Shell Dives With Scaled Down Buyback Program a Key Concern
Comment of the Day

January 30 2020

Commentary by Eoin Treacy

Shell Dives With Scaled Down Buyback Program a Key Concern

This article by Filipe Pacheco for Bloomberg may be of interest to subscribers. Here is a section:

Morgan Stanley (equal-weight, PT 2,270p) says 4Q results should trigger “a negative response,” as both earnings and cash flow were lower than consensus expectations and gearing increased on a quarterly basis

Analysts Martijn Rats and Sasikanth Chilukuru say that while integrated gas was largely hit by lower trading profits, margins within chemicals appear to have been hit more than expected by the weaker macro

Oil products and upstream seen benefiting from strong marketing results and higher production volumes, respectively

RBC (sector perform, PT 2,600p) says the decision to reduce the quarterly run rate for its buyback to $1b from $2.75b into 2020 was largely factored into the stock’s recent performance and the new rate “looks well covered,”
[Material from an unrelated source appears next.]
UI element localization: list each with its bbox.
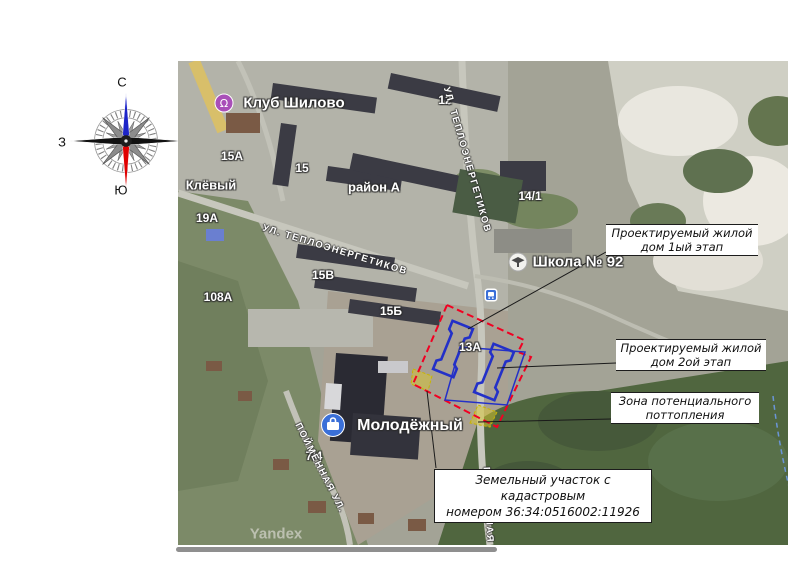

Given gearing is 29%, analyst Biraj Borkhataria says that “Shell is right to be more cautious”

Eoin Treacy's view

Royal Dutch Shell took a big bet on natural gas and has succeeded in getting the product to market from its massive Australian offshore facility. The challenge is there is no intense competition in the LNG market as major producers vie for market share. Meanwhile Shell is also looking at lower oil prices and increasingly aggressive emissions regulations all over the world.